Reproducing passionate commitment to Christ will only happen when three things line up: an open unashamed passion in the heart of the disciple-making person, a disciple who has knowingly and freely signed up for the obedience-to-Jesus package deal and then a step by step approach to hearing and obeying Jesus that is willing and accountable. I can think of so many people I have been involved with at the time who came to me because they were wanting a problem solved, wanted me to solve it for them and when the problem was solved they lost interest in seeking and following Jesus. We are not in this work to make the idea of following Jesus more comfortable, we are here to follow Jesus because that’s the most desirable option. This is discipleship.

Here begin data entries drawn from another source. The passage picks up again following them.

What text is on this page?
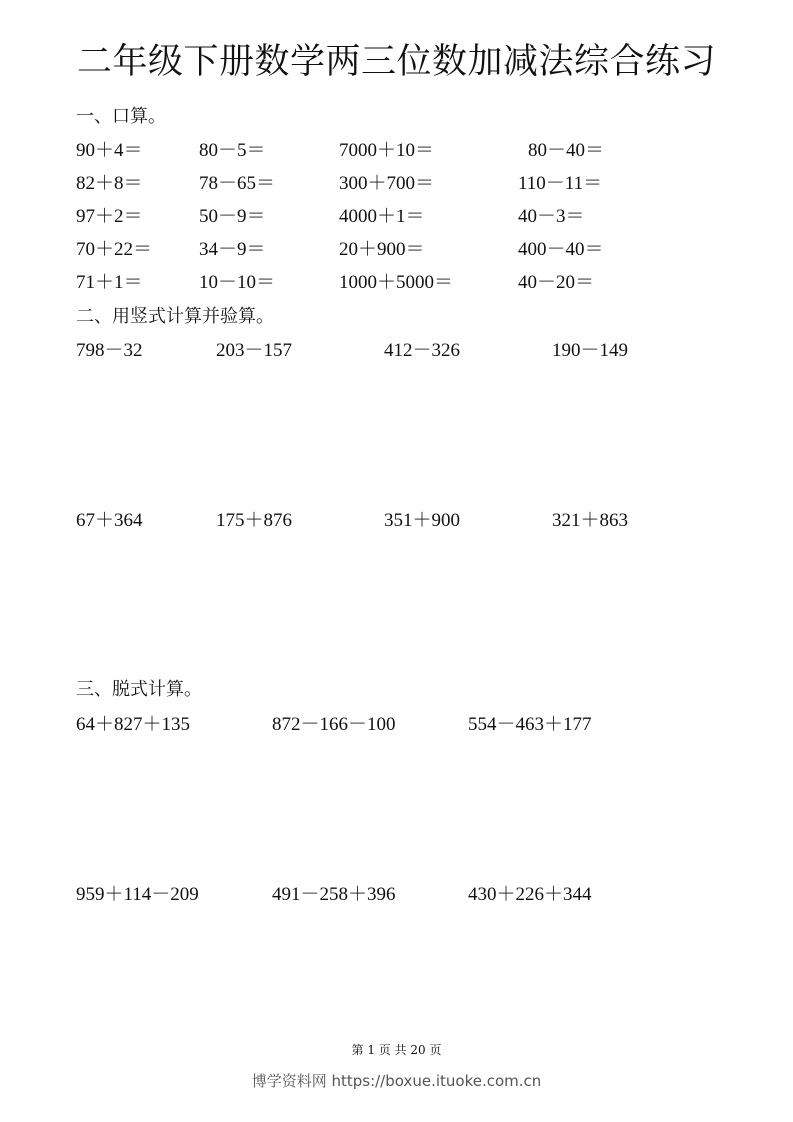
二年级下册数学两三位数加减法综合练习
一、口算。
90＋4＝	80－5＝	7000＋10＝	80－40＝
82＋8＝	78－65＝	300＋700＝	110－11＝
97＋2＝	50－9＝	4000＋1＝	40－3＝
70＋22＝ 34－9＝	20＋900＝	400－40＝
71＋1＝	10－10＝	1000＋5000＝	40－20＝
二、用竖式计算并验算。
798－32	203－157	412－326	190－149
67＋364	175＋876	351＋900	321＋863
三、脱式计算。
64＋827＋135	872－166－100	554－463＋177
959＋114－209	491－258＋396	430＋226＋344
第 1 页 共 20 页
博学资料网 https://boxue.ituoke.com.cn
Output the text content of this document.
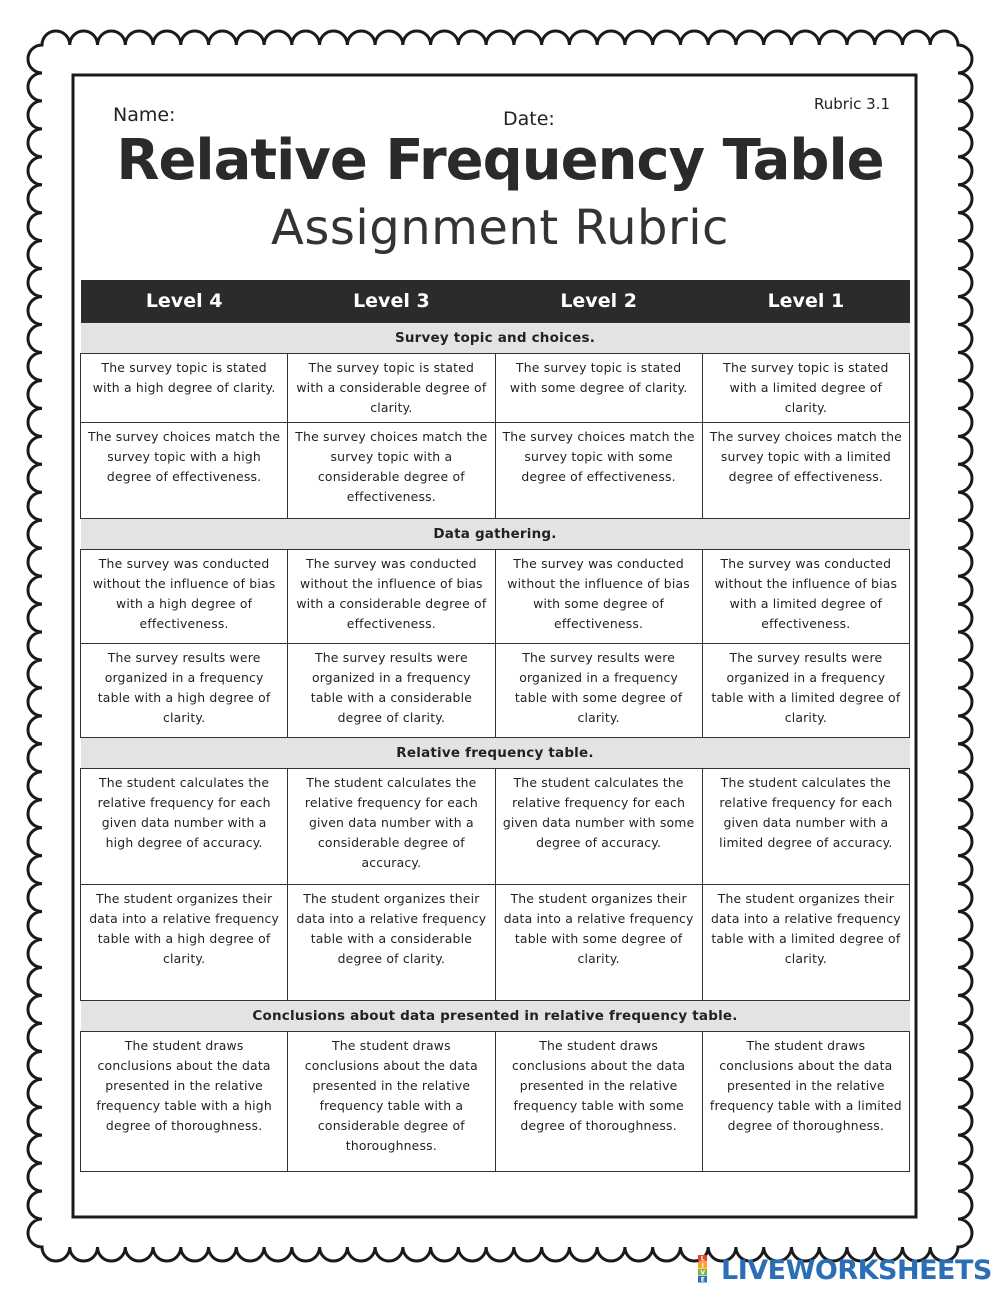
Name:	Date:
Rubric 3.1
Relative Frequency Table
Assignment Rubric
Level 4	Level 3	Level 2	Level 1
Survey topic and choices.			
The survey topic is stated with a high degree of clarity.	The survey topic is stated with a considerable degree of clarity.	The survey topic is stated with some degree of clarity.	The survey topic is stated with a limited degree of clarity.
The survey choices match the survey topic with a high degree of effectiveness.	The survey choices match the survey topic with a considerable degree of effectiveness.	The survey choices match the survey topic with some degree of effectiveness.	The survey choices match the survey topic with a limited degree of effectiveness.
Data gathering.			
The survey was conducted without the influence of bias with a high degree of effectiveness.	The survey was conducted without the influence of bias with a considerable degree of effectiveness.	The survey was conducted without the influence of bias with some degree of effectiveness.	The survey was conducted without the influence of bias with a limited degree of effectiveness.
The survey results were organized in a frequency table with a high degree of clarity.	The survey results were organized in a frequency table with a considerable degree of clarity.	The survey results were organized in a frequency table with some degree of clarity.	The survey results were organized in a frequency table with a limited degree of clarity.
Relative frequency table.			
The student calculates the relative frequency for each given data number with a high degree of accuracy.	The student calculates the relative frequency for each given data number with a considerable degree of accuracy.	The student calculates the relative frequency for each given data number with some degree of accuracy.	The student calculates the relative frequency for each given data number with a limited degree of accuracy.
The student organizes their data into a relative frequency table with a high degree of clarity.	The student organizes their data into a relative frequency table with a considerable degree of clarity.	The student organizes their data into a relative frequency table with some degree of clarity.	The student organizes their data into a relative frequency table with a limited degree of clarity.
Conclusions about data presented in relative frequency table.			
The student draws conclusions about the data presented in the relative frequency table with a high degree of thoroughness.	The student draws conclusions about the data presented in the relative frequency table with a considerable degree of thoroughness.	The student draws conclusions about the data presented in the relative frequency table with some degree of thoroughness.	The student draws conclusions about the data presented in the relative frequency table with a limited degree of thoroughness.
L
I
V
E LIVEWORKSHEETS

Here is a simple challenge. The next time you are engaged with someone who purports to be a follower of Jesus and you have the opportunity of helping their discipleship, build that encounter around something Jesus has said to DO. Help them hear what Jesus said and then ask them to obey. If you are bold enough, get them to agree that at the start of your next meeting you will ask how the obedience is going and what has happened as a result. Don’t pull back from this issue until they have discovered the joy of faith-based obedience and before they have experienced a greater trust and love for Jesus in the process. The next challenge should be to get them to teach what they have learned with someone else. When you have enabled this two-generation process, it will be time to move on to obeying another thing that Jesus said. It is common for us to assume that because someone ‘knows’ what Jesus has commanded, that they have obeyed it. Wrong assumption. We have produced church congregations full of people who know all about things they have never done. They have the information about what Jesus said but not the experience of obeying and therefore being transformed.
The task of making disciples is getting people connected to Jesus, not dependent on us. Paul’s ‘NoPlaceLeft’ objective was not dependent on his constant presence. They couldn’t tweet him day and night. When he put his feet on the road out of town he knew and they knew they needed to have a connection with Jesus that was strong and accessible. We need to work hard to see the same thing happen even though we have tweets, SMS, emails and blog pages. The bottom line is the same in 2016 as it was in 0050. We need to have a personal connection with Jesus and to belong to a bunch of other people with the same connection. This discipleship is the primary reproductive agent. It has always been this way and will always be thus. Only when this discipleship becomes multi-stream and multi-generational, will we see movements that cannot be stopped.